Intellectual Property Enforcement: Where Does the Law Need to be Updated?

“These are sites… that are existing purely on ad revenue or subscription packages or sales or a combination of the three,” said Barnett. “Ultimately, they are purely violative.  We get a lot of questions about blogs, chat rooms, community forums – [we are] not interested; don’t have time.”

Barnett went on to note that Operation In Our Sites is intended to be one of several tools to prevent online infringement and that those from whom ICE seizes sites have several methods of recourse through the court system.

During the panel discussion, Jason Gull, a Senior Counsel, Computer Crime & Intellectual Property Section (CCIPS) of the United States Department of Justice, described some of the issues that occur with sites that stream content.

“There is not as a technical and factual matter, it is unclear whether we can show a violation of the distribution right or the reproduction right,” said Gull. “Part of this is a metaphysical argument about whether reproduction occurs in a buffer in a computer somewhere, but as a practical matter in court, it’s not clear that we can do that.”

Under copyright law, the content owner holds both the distribution and reproduction rights.  Individuals who reproduce or distribute copyrighted material without permission violate the rights of the content owner.

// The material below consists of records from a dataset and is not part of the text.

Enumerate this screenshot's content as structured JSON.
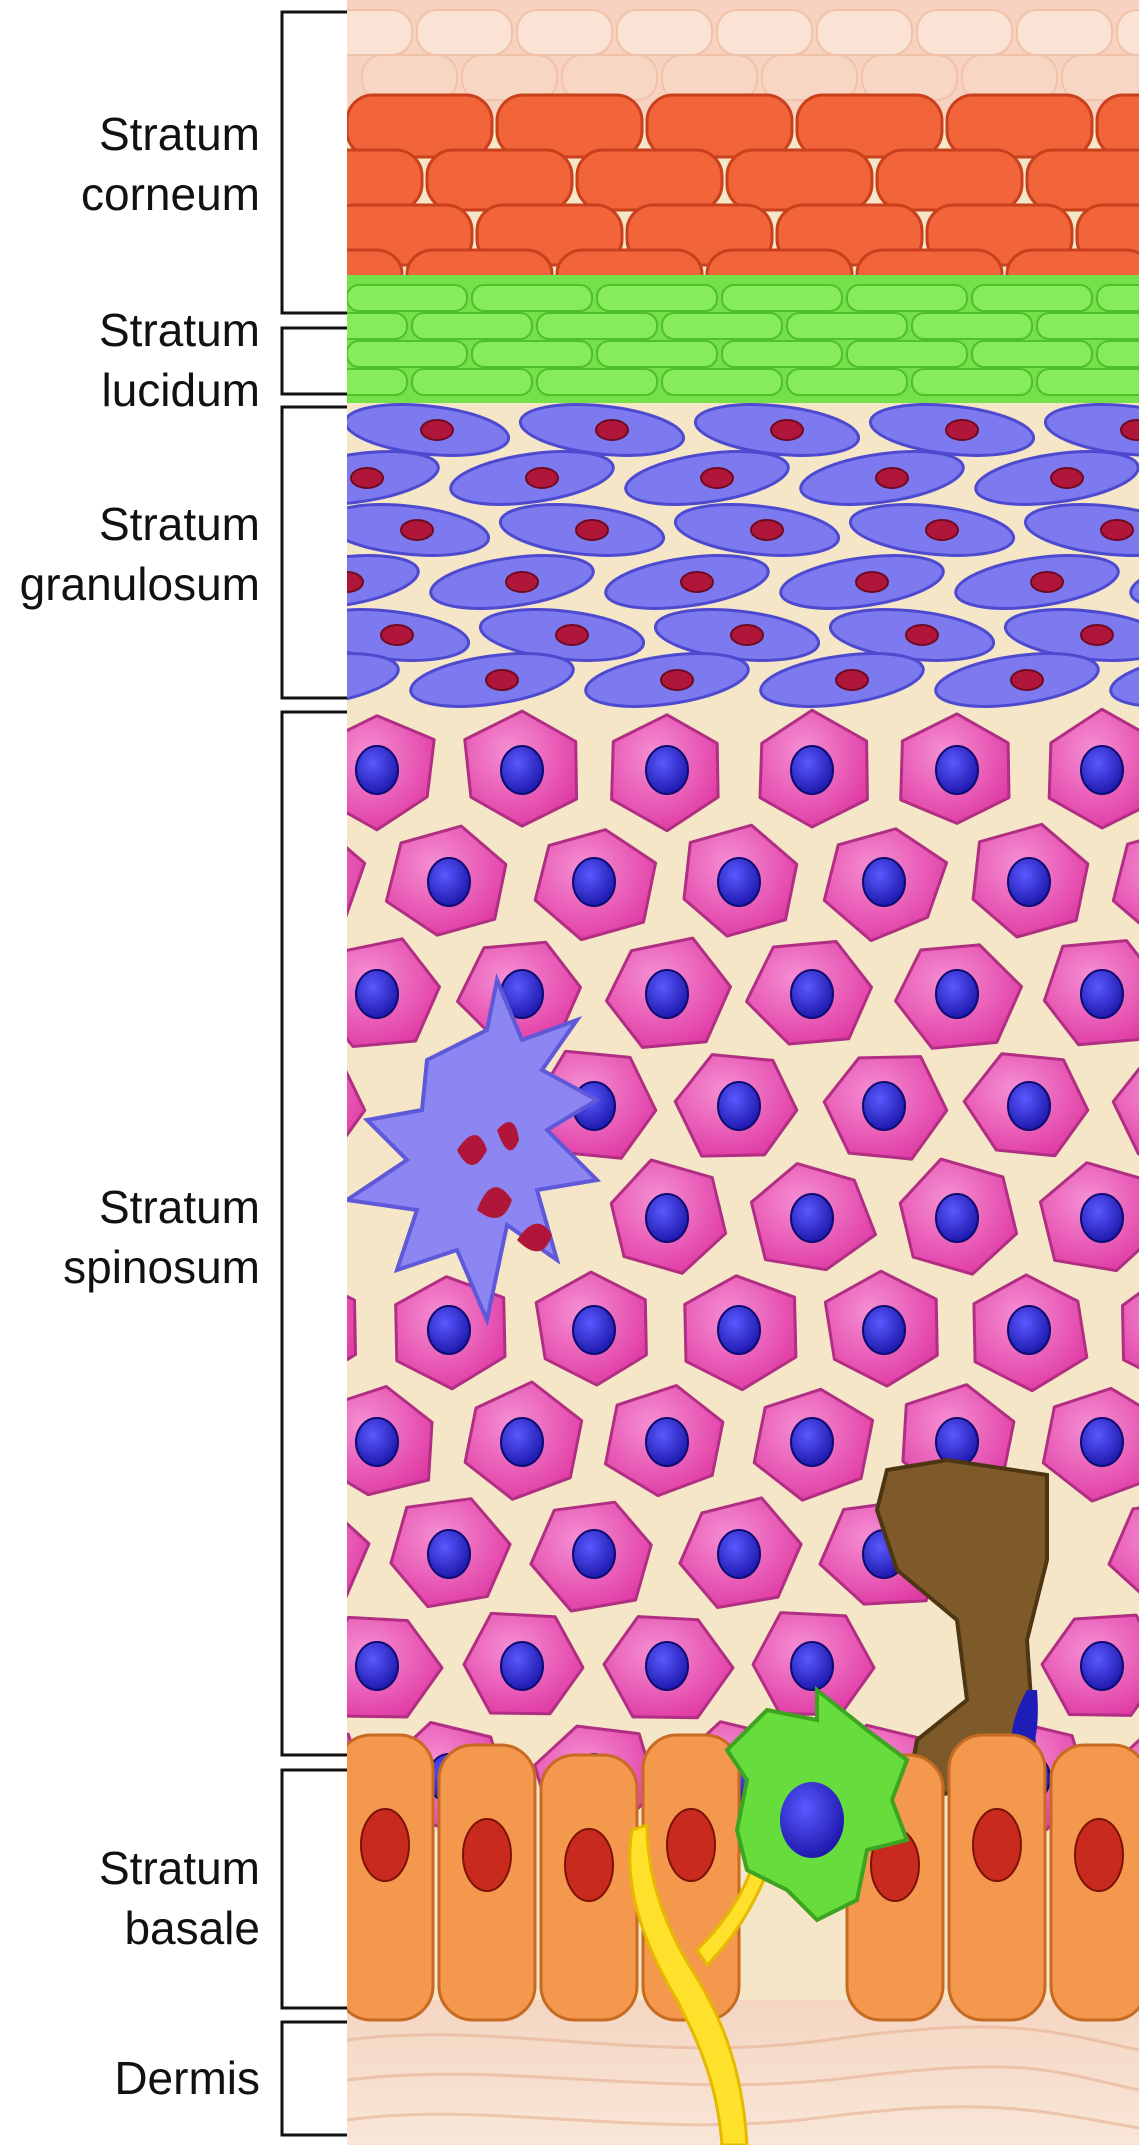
{
  "layers": [
    {
      "id": "corneum",
      "line1": "Stratum",
      "line2": "corneum"
    },
    {
      "id": "lucidum",
      "line1": "Stratum",
      "line2": "lucidum"
    },
    {
      "id": "granulosum",
      "line1": "Stratum",
      "line2": "granulosum"
    },
    {
      "id": "spinosum",
      "line1": "Stratum",
      "line2": "spinosum"
    },
    {
      "id": "basale",
      "line1": "Stratum",
      "line2": "basale"
    },
    {
      "id": "dermis",
      "line1": "Dermis",
      "line2": ""
    }
  ],
  "colors": {
    "corneum": "#f2653a",
    "corneum_top": "#f7d2c0",
    "lucidum": "#74e04a",
    "granulosum_cell": "#7d7af0",
    "granulosum_nucleus": "#b0163a",
    "spinosum_cell": "#ee4fb4",
    "spinosum_nucleus": "#1f1db8",
    "intercellular": "#f5e6c8",
    "basale_cell": "#f4984e",
    "basale_nucleus": "#c92a1e",
    "langerhans_cell": "#8c86f2",
    "melanocyte": "#7e5a2a",
    "merkel_cell": "#66dd3c",
    "nerve_fiber": "#ffe02a",
    "dermis": "#f6dcc8"
  }
}
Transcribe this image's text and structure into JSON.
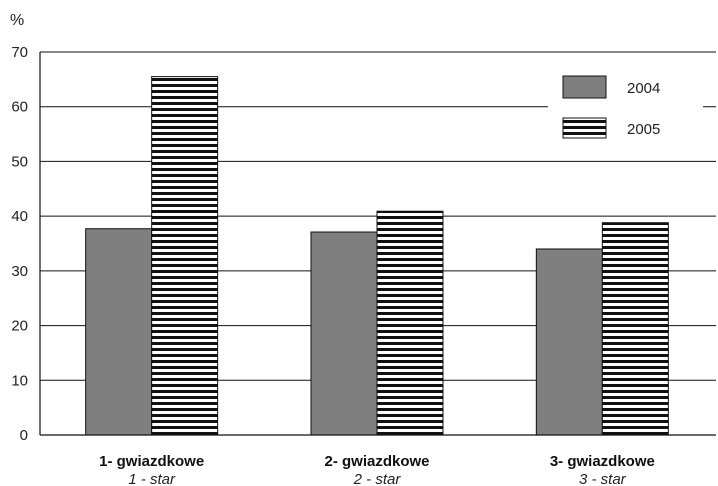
{
  "chart_data": {
    "type": "bar",
    "ylabel": "%",
    "ylim": [
      0,
      70
    ],
    "yticks": [
      0,
      10,
      20,
      30,
      40,
      50,
      60,
      70
    ],
    "grid": true,
    "legend_position": "top-right",
    "categories": [
      {
        "label": "1- gwiazdkowe",
        "sublabel": "1 - star"
      },
      {
        "label": "2- gwiazdkowe",
        "sublabel": "2 - star"
      },
      {
        "label": "3- gwiazdkowe",
        "sublabel": "3 - star"
      }
    ],
    "series": [
      {
        "name": "2004",
        "fill": "solid",
        "color": "#7f7f7f",
        "values": [
          37.7,
          37.1,
          34.0
        ]
      },
      {
        "name": "2005",
        "fill": "horizontal-stripes",
        "color": "#000000",
        "values": [
          65.5,
          40.9,
          38.8
        ]
      }
    ]
  }
}
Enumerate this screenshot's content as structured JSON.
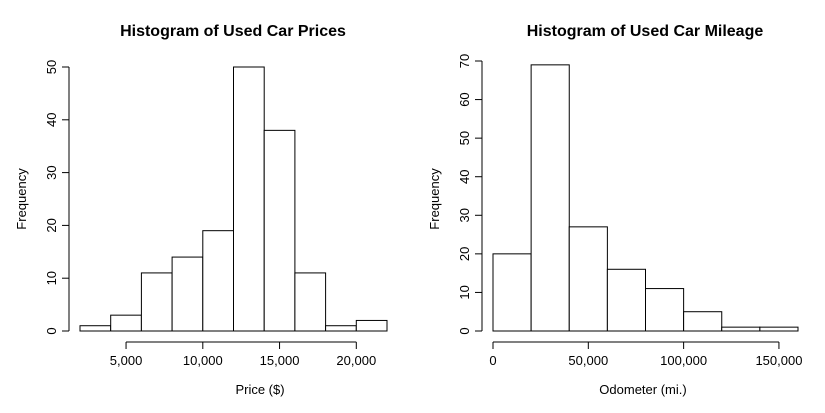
{
  "chart_data": [
    {
      "type": "bar",
      "title": "Histogram of Used Car Prices",
      "xlabel": "Price ($)",
      "ylabel": "Frequency",
      "bins": [
        {
          "start": 2000,
          "end": 4000,
          "count": 1
        },
        {
          "start": 4000,
          "end": 6000,
          "count": 3
        },
        {
          "start": 6000,
          "end": 8000,
          "count": 11
        },
        {
          "start": 8000,
          "end": 10000,
          "count": 14
        },
        {
          "start": 10000,
          "end": 12000,
          "count": 19
        },
        {
          "start": 12000,
          "end": 14000,
          "count": 50
        },
        {
          "start": 14000,
          "end": 16000,
          "count": 38
        },
        {
          "start": 16000,
          "end": 18000,
          "count": 11
        },
        {
          "start": 18000,
          "end": 20000,
          "count": 1
        },
        {
          "start": 20000,
          "end": 22000,
          "count": 2
        }
      ],
      "xlim": [
        2000,
        22000
      ],
      "ylim": [
        0,
        50
      ],
      "xticks": [
        {
          "value": 5000,
          "label": "5,000"
        },
        {
          "value": 10000,
          "label": "10,000"
        },
        {
          "value": 15000,
          "label": "15,000"
        },
        {
          "value": 20000,
          "label": "20,000"
        }
      ],
      "yticks": [
        {
          "value": 0,
          "label": "0"
        },
        {
          "value": 10,
          "label": "10"
        },
        {
          "value": 20,
          "label": "20"
        },
        {
          "value": 30,
          "label": "30"
        },
        {
          "value": 40,
          "label": "40"
        },
        {
          "value": 50,
          "label": "50"
        }
      ],
      "grid": false
    },
    {
      "type": "bar",
      "title": "Histogram of Used Car Mileage",
      "xlabel": "Odometer (mi.)",
      "ylabel": "Frequency",
      "bins": [
        {
          "start": 0,
          "end": 20000,
          "count": 20
        },
        {
          "start": 20000,
          "end": 40000,
          "count": 69
        },
        {
          "start": 40000,
          "end": 60000,
          "count": 27
        },
        {
          "start": 60000,
          "end": 80000,
          "count": 16
        },
        {
          "start": 80000,
          "end": 100000,
          "count": 11
        },
        {
          "start": 100000,
          "end": 120000,
          "count": 5
        },
        {
          "start": 120000,
          "end": 140000,
          "count": 1
        },
        {
          "start": 140000,
          "end": 160000,
          "count": 1
        }
      ],
      "xlim": [
        0,
        160000
      ],
      "ylim": [
        0,
        70
      ],
      "xticks": [
        {
          "value": 0,
          "label": "0"
        },
        {
          "value": 50000,
          "label": "50,000"
        },
        {
          "value": 100000,
          "label": "100,000"
        },
        {
          "value": 150000,
          "label": "150,000"
        }
      ],
      "yticks": [
        {
          "value": 0,
          "label": "0"
        },
        {
          "value": 10,
          "label": "10"
        },
        {
          "value": 20,
          "label": "20"
        },
        {
          "value": 30,
          "label": "30"
        },
        {
          "value": 40,
          "label": "40"
        },
        {
          "value": 50,
          "label": "50"
        },
        {
          "value": 60,
          "label": "60"
        },
        {
          "value": 70,
          "label": "70"
        }
      ],
      "grid": false
    }
  ]
}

Chun Wright, an attorney who specializes in IP enforcement as well as Internet and technology law, described the difficulties associated with protecting IP.

“You’ll hear people in the enforcement world talk about it as a ‘whack-a-mole’ problem,” said Wright, “and it very much is, except the moles are on steroids and they’re mutating.”

M. Luisa Simpson, Executive Director of International Copyright Enforcement & Trade Policy at the Association of American Publishers, noted the changing face of infringement in the publishing world with the rise of new technology that is moving books and magazines increasingly online and onto portable devices.

“With the ubiquity of electronic reading devices that are now far smaller, lightweight, and easier to read, the scope of the piracy for our industry has grown,” said Simpson. “What we’re finding now is that there’re not just unauthorized digitized copies of printed books, but we’re finding the actual e-books, stripped of the encryption, can be downloaded onto these readers.”

David McClure, President and CEO of the US Internet Industry Association, cautioned against increasing penalties against enforcers rather than improving the means by which the current laws are enforced.

“I think is has to be recognized that the law enforcement agencies have to get a lot better than they are right now at the game,” said McClure.  “I don’t think any of the law enforcement agencies would disagree with this; they’re being badly outgunned.”

The panel further discussed issues of law enforcement’s effectiveness in prosecuting infringers, the rhetoric surrounding the debate on IP enforcement and, more generally, where to strike the balance between protecting content owners and protecting citizens from the overreach of government.

“When we’ve got valid legal process, we want to be able to obtain evidence,” said Gull, “and that’s critical not just in IP, but in all sorts of law enforcement issues.”